To make matters even more surprising, if you project the random walk trajectory down into these PCA subspaces they are no longer random at all. Instead the trajectory traces a Lissajous curve. (For example see figure 1 of this paper: https://proceedings.neurips.cc/paper/2018/file/7a576629fef88...)
This confused me a bit. To clarify: at each step, the random walker selects a dimension (with probability 1/10 for any given dimension), and then chooses a direction along that dimension (positive or negative, each with probability 1/2). There are 20 possible moves to choose from at any step.
I believe the odds are actually
0.2 (odds of it being a 5) ×
0.8^10 (odds of each of the neighbors being ∈ {1,2,3,4})
which is ~0.021 or around 2%. This makes much more sense, since 18% of the nodes being peaks doesn't sound like they are rare.
Are there methods that specifically apply this idea?
I guess this is a good explanation for why deep learning isn't just automatically impossible, because if local minima were everywhere then it would be impossible. But on the other hand, usually the goal isn't to add more and more parameters, it's to add just enough so that common features can be identified but not enough to "memorize the dataset." And to design an architecture that is flexible enough but is still quite restricted, and can't represent any function. And of course in many cases (especially when there's less data) it makes sense to manually design transformations from the high dimensional space to a lower dimensional one that contains less noise and can be modeled more easily.

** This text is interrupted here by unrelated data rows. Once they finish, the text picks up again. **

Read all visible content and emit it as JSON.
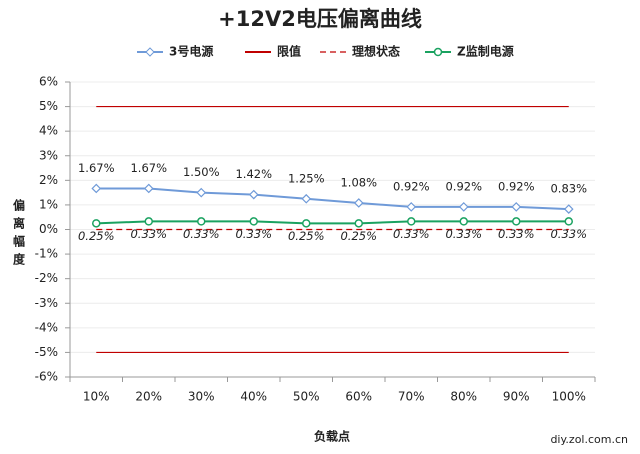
{
  "chart_data": {
    "type": "line",
    "title": "+12V2电压偏离曲线",
    "x_label": "负载点",
    "y_label": "偏离幅度",
    "footer": "diy.zol.com.cn",
    "categories": [
      "10%",
      "20%",
      "30%",
      "40%",
      "50%",
      "60%",
      "70%",
      "80%",
      "90%",
      "100%"
    ],
    "series": [
      {
        "name": "3号电源",
        "color": "#6f9ad8",
        "marker": "diamond",
        "values": [
          1.67,
          1.67,
          1.5,
          1.42,
          1.25,
          1.08,
          0.92,
          0.92,
          0.92,
          0.83
        ],
        "value_labels": [
          "1.67%",
          "1.67%",
          "1.50%",
          "1.42%",
          "1.25%",
          "1.08%",
          "0.92%",
          "0.92%",
          "0.92%",
          "0.83%"
        ]
      },
      {
        "name": "Z监制电源",
        "color": "#1aa260",
        "marker": "circle",
        "values": [
          0.25,
          0.33,
          0.33,
          0.33,
          0.25,
          0.25,
          0.33,
          0.33,
          0.33,
          0.33
        ],
        "value_labels": [
          "0.25%",
          "0.33%",
          "0.33%",
          "0.33%",
          "0.25%",
          "0.25%",
          "0.33%",
          "0.33%",
          "0.33%",
          "0.33%"
        ]
      }
    ],
    "limits": {
      "name": "限值",
      "color": "#c00000",
      "values": [
        5,
        -5
      ]
    },
    "ideal": {
      "name": "理想状态",
      "color": "#c00000",
      "value": 0
    },
    "ylim": [
      -6,
      6
    ],
    "yticks": [
      {
        "value": -6,
        "label": "-6%"
      },
      {
        "value": -5,
        "label": "-5%"
      },
      {
        "value": -4,
        "label": "-4%"
      },
      {
        "value": -3,
        "label": "-3%"
      },
      {
        "value": -2,
        "label": "-2%"
      },
      {
        "value": -1,
        "label": "-1%"
      },
      {
        "value": 0,
        "label": "0%"
      },
      {
        "value": 1,
        "label": "1%"
      },
      {
        "value": 2,
        "label": "2%"
      },
      {
        "value": 3,
        "label": "3%"
      },
      {
        "value": 4,
        "label": "4%"
      },
      {
        "value": 5,
        "label": "5%"
      },
      {
        "value": 6,
        "label": "6%"
      }
    ],
    "grid": true
  }
}
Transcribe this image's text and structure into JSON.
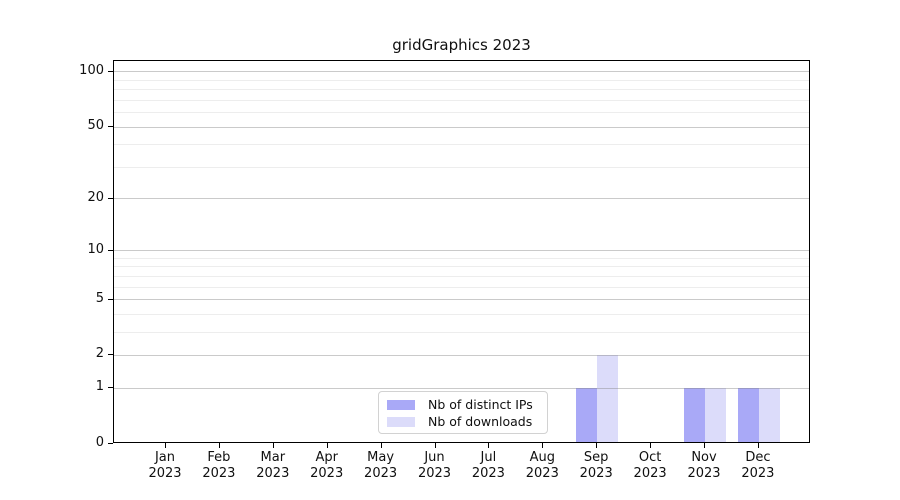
{
  "chart_data": {
    "type": "bar",
    "title": "gridGraphics 2023",
    "categories": [
      "Jan",
      "Feb",
      "Mar",
      "Apr",
      "May",
      "Jun",
      "Jul",
      "Aug",
      "Sep",
      "Oct",
      "Nov",
      "Dec"
    ],
    "x_tick_second_line": "2023",
    "series": [
      {
        "name": "Nb of distinct IPs",
        "color": "#a9a9f7",
        "values": [
          0,
          0,
          0,
          0,
          0,
          0,
          0,
          0,
          1,
          0,
          1,
          1
        ]
      },
      {
        "name": "Nb of downloads",
        "color": "#dcdcfa",
        "values": [
          0,
          0,
          0,
          0,
          0,
          0,
          0,
          0,
          2,
          0,
          1,
          1
        ]
      }
    ],
    "yscale": "log1p",
    "ylim": [
      0,
      114.7
    ],
    "y_major_ticks": [
      0,
      1,
      2,
      5,
      10,
      20,
      50,
      100
    ],
    "y_minor_gridlines": [
      3,
      4,
      6,
      7,
      8,
      9,
      30,
      40,
      60,
      70,
      80,
      90
    ],
    "grid": "horizontal",
    "legend_position": "bottom-center",
    "colors": {
      "major_grid": "rgba(128,128,128,0.42)",
      "minor_grid": "rgba(128,128,128,0.14)",
      "axis": "#000000",
      "background": "#ffffff",
      "text": "#101010"
    }
  }
}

The article feels connected to the manifold hypothesis, where the function we're modeling has some projection into a low dimensional space, making it possible to model. I could imagine a similar thing where if a potential function has lots of ridges, you can "glue it together" so all the level sets line up, and that corresponds with some lower dimensional optimization problem that's easier to solve. Really interesting and I found it super clearly written.
https://www.youtube.com/watch?v=iH2kATv49rc
Turns out there is a very interesting theorem by Polya about random walks that separate 1 or 2 dimensional random walks from higher dimensional ones. I thought I'd link this video, because it's so well done.